Having established its world of gothic Victoriana, John Logan’s writing picks up some of the strands of the first series’ finale – the consequences of sometime-werewolf Ethan’s bloodbath being chased up by a tenacious policeman and Victor Frankenstein’s newest creation inspiring an unlikely love triangle. But it succeeds most by re-introducing McCrory’s Evelyn Poole as a series-long villain as the head of a witches coven and maker of some of the creepiest puppet dolls you have ever seen – it’s no secret I love her but this really is a career highlight for this most superb of actresses.
Whether stalking Eva Green’s fiercely determined Vanessa Ives, eviscerating Russell Beale’s perfectly pompous Ferdinand, or wielding her sensuality over a helpless Timothy Dalton (and boy, is she sexy here), she elevates the whole show and importantly, gives it a focus that was lacking last year. The rise of Billie Piper’s undead Lily is also powerfully done, her conversations with Harry Treadaway’s Victor offering a neat commentary on Victorian society’s attitude to women as well as contrasting with Rory Kinnear’s soulful debates with Vanessa about God and man and life and death. 
And in flashback episode ‘The Nightcomers’, there’s an utterly magnificent hour of television anchored by Patti LuPone’s Joan Clayton, the Cutwife from whom Vanessa learns to harness her powers but who also shares a terrible history with Mrs Poole. I’m no stranger to Ms LuPone’s musical works but there’s something remarkable about seeing her absolutely nail a straight acting part. Her haunted eyes, her gruff but clear-sighted manner, her rabbit-skinning skills…this is the stuff of Emmys, and a salutary indication that she is supremely talented. 
With such a powerful lead story driving the narrative, there are of course casualties along the way in such a big ensemble and it is Reeve Carney’s Dorian Gray who suffers the most, his rather sweet romance with gender-bending Angelique including a cute date at the new-fangled table tennis hall too disconnected from everything else to really have the requisite impact. Rory Kinnear’s John fares better, his macabre subplot bolstered due to the connective tissue woven through his unexpected and achingly moving contact with Vanessa.
Credit has to go to the four directors James Hawes, Brian Kirk, Damon Thomas and Kari Skogland who have collectively made the show look absolutely stunning. From the tiniest detail of a bunch of roses dropping into a vase to the high drama of the blood-soaked waltzing, there’s a painterly quality to much of the film which is just gorgeous to behold. And someone is clearly in love with Douglas Hodge as almost every shot of his taciturn detective Rusk has a portrait-like composition that should reside in a gallery somewhere. 

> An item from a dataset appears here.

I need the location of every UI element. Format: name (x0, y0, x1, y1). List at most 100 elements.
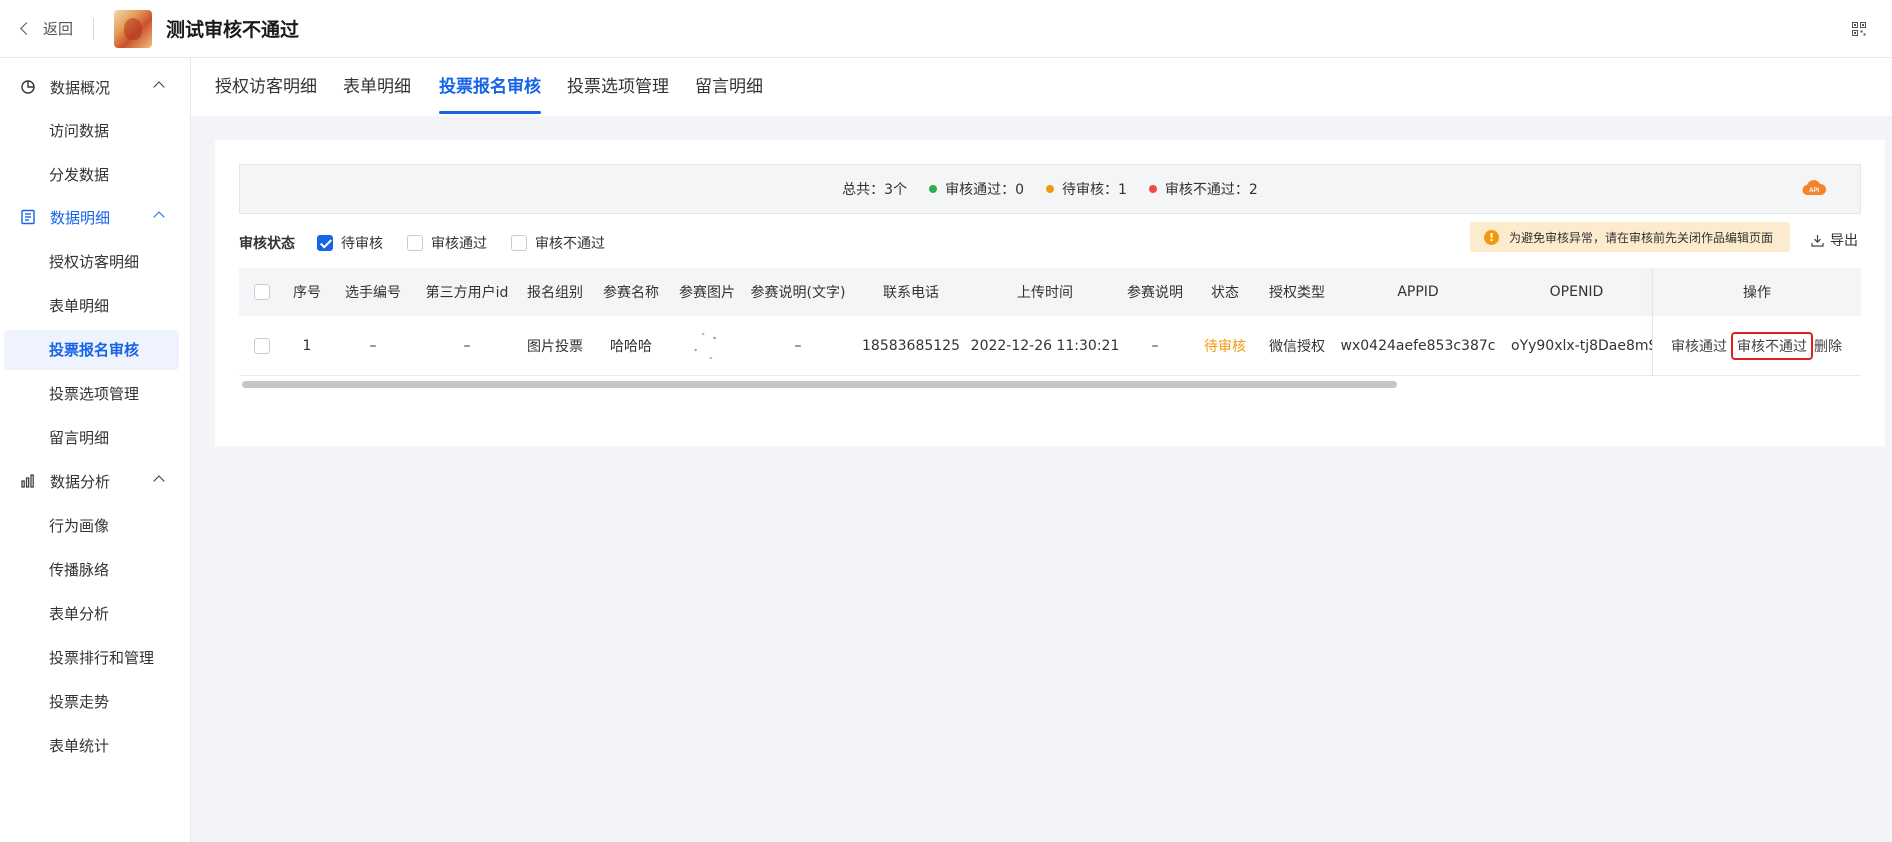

One of the best things on television this year so far and, dare I say it, possessed of a greater emotional intelligence than Game of Thrones as Logan refuses to sacrifice quieter character moments for the shocks and spills that have characterised later series in Westeros. This is no more apparent than in the final episode which bravely wraps up all of its action with at least a third of the running time still to go, as it then tracks the awful consequences of what has gone before on all of its protagonists with a gloomy stillness but a joyous recognition that a third series will be coming next year.